The two directions that Ed Miliband envisages almost certainly does not include the matter of in or out of the European Union. Calling England writes on Nigel Farage's statement this morning and his wish to make UKIP the 'third' party in British politics. Assuming Barnsley was not a one-off then Farage may well do this but he has, I suggest, to change course slightly. UKIP need to drop their 'out of Europe' main attack and concentrate on what most see as their sensible national policies - and then adding the rider that to implement those policies withdrawal from the EU would be necessary. Digressing again; following the success UKIP experienced in Barnsley today's print edition (can't find on line) carries a short article by Nick Britten entitled "Ukip 'could be vehicle for Islamophobia'", which reports that:
"Dr. Matthew Goodwin, of the University of Nottingham School of Politics, who led the study that analysed a YouGov poll of 4,000 Ukip voters, said: "The party does mop up defectors from the Tories but its appeal in domestic elections is rather different. It tends to do best among working class voters who find its populist attacks on immigrants, Muslims and the political establishment attractive. Ukip is well positioned to become a significant vehicle for xenophobia and more specifically Islamophobia.

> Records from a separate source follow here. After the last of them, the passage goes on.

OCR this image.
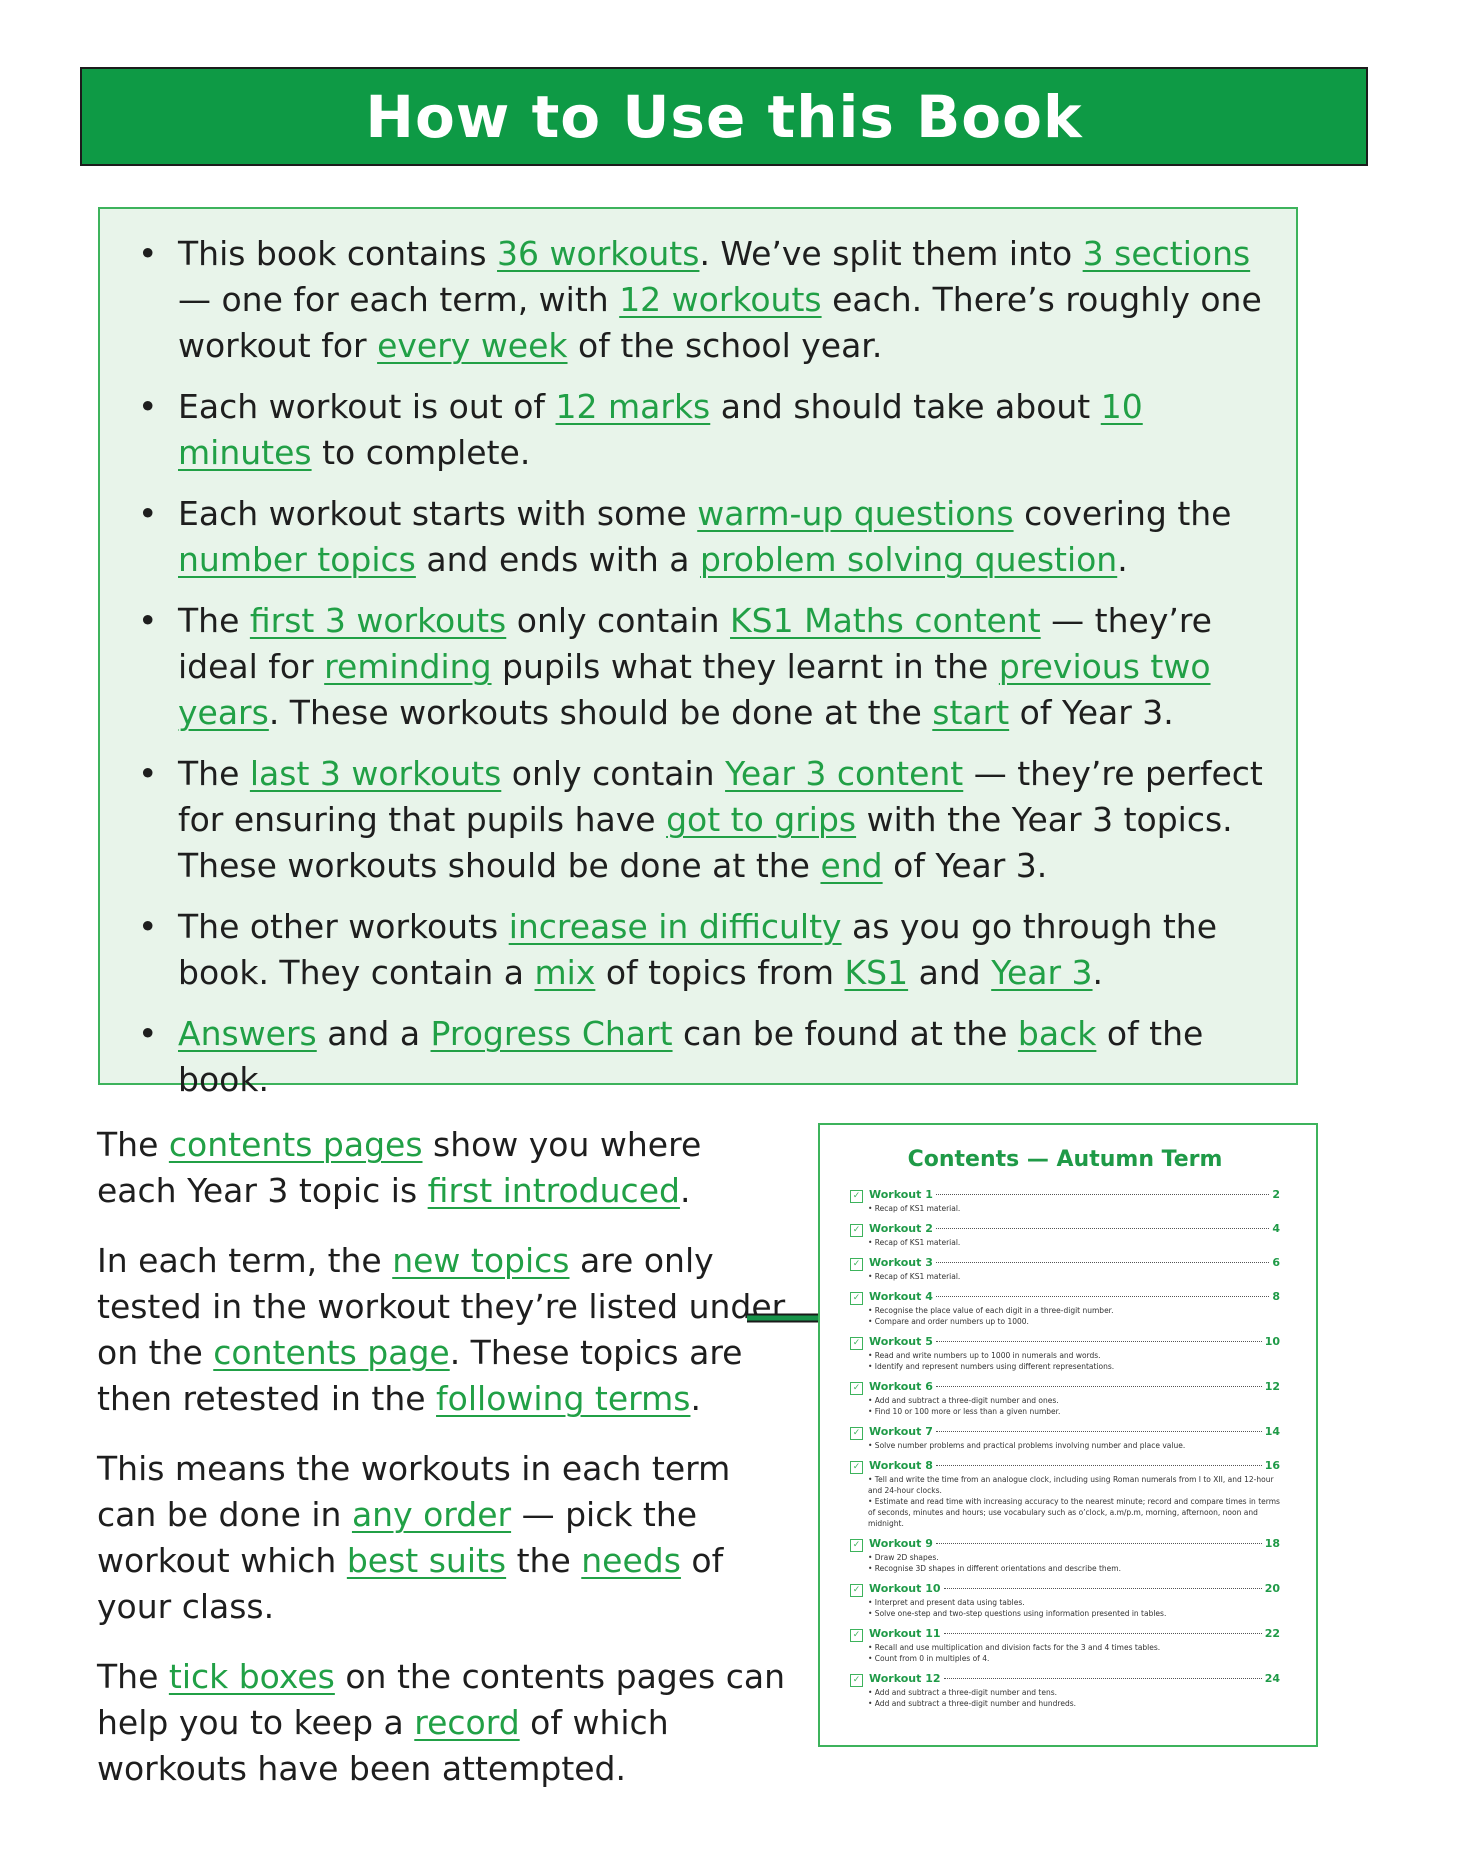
How to Use this Book
• This book contains 36 workouts. We’ve split them into 3 sections — one for each term, with 12 workouts each. There’s roughly one workout for every week of the school year.
• Each workout is out of 12 marks and should take about 10 minutes to complete.
• Each workout starts with some warm-up questions covering the number topics and ends with a problem solving question.
• The first 3 workouts only contain KS1 Maths content — they’re ideal for reminding pupils what they learnt in the previous two years. These workouts should be done at the start of Year 3.
• The last 3 workouts only contain Year 3 content — they’re perfect for ensuring that pupils have got to grips with the Year 3 topics. These workouts should be done at the end of Year 3.
• The other workouts increase in difficulty as you go through the book. They contain a mix of topics from KS1 and Year 3.
• Answers and a Progress Chart can be found at the back of the book.

The contents pages show you where each Year 3 topic is first introduced.

In each term, the new topics are only tested in the workout they’re listed under on the contents page. These topics are then retested in the following terms.

This means the workouts in each term can be done in any order — pick the workout which best suits the needs of your class.

The tick boxes on the contents pages can help you to keep a record of which workouts have been attempted.

Contents — Autumn Term
✓ Workout 1	2
• Recap of KS1 material.
✓ Workout 2	4
• Recap of KS1 material.
✓ Workout 3	6
• Recap of KS1 material.
✓ Workout 4	8
• Recognise the place value of each digit in a three-digit number.
• Compare and order numbers up to 1000.
✓ Workout 5	10
• Read and write numbers up to 1000 in numerals and words.
• Identify and represent numbers using different representations.
✓ Workout 6	12
• Add and subtract a three-digit number and ones.
• Find 10 or 100 more or less than a given number.
✓ Workout 7	14
• Solve number problems and practical problems involving number and place value.
✓ Workout 8	16
• Tell and write the time from an analogue clock, including using Roman numerals from I to XII, and 12-hour and 24-hour clocks.
• Estimate and read time with increasing accuracy to the nearest minute; record and compare times in terms of seconds, minutes and hours; use vocabulary such as o’clock, a.m/p.m, morning, afternoon, noon and midnight.
✓ Workout 9	18
• Draw 2D shapes.
• Recognise 3D shapes in different orientations and describe them.
✓ Workout 10	20
• Interpret and present data using tables.
• Solve one-step and two-step questions using information presented in tables.
✓ Workout 11	22
• Recall and use multiplication and division facts for the 3 and 4 times tables.
• Count from 0 in multiples of 4.
✓ Workout 12	24
• Add and subtract a three-digit number and tens.
• Add and subtract a three-digit number and hundreds.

 Either Nick Britten has uncovered new information or is guilty of yet another badly done 'cut 'n paste' exercise as the words attributed to Dr Matthew Goodwin are attributed to Dr. Robert Ford of The University, Manchester.

The problems our nation has with its current form of democracy can be found within the three quotations at the start of this post. Contrary to what Messrs Ford and Goodwin may think (and one has to wonder if they too have been on a Common Purpose course) it is not xenophobic to believe in self-governance; it is not xenophobic to want a situation whereby those elected to represent us can be removed from office; it is not xenophobic to wish a retention of our customs and traditions; it is not xenophobic to wish to retain Christianity as our native religion; it is not xenophobic to resist the practise of 'social-engineering' whereby our society is being changed beyond all recognition; it is not xenophobic to resist an education policy whereby the aim of public education is not to spread enlightenment at all, but is simply to reduce as many individuals as possible to the same safe level, to breed and train a standardized citizenry, to put down dissent and originality.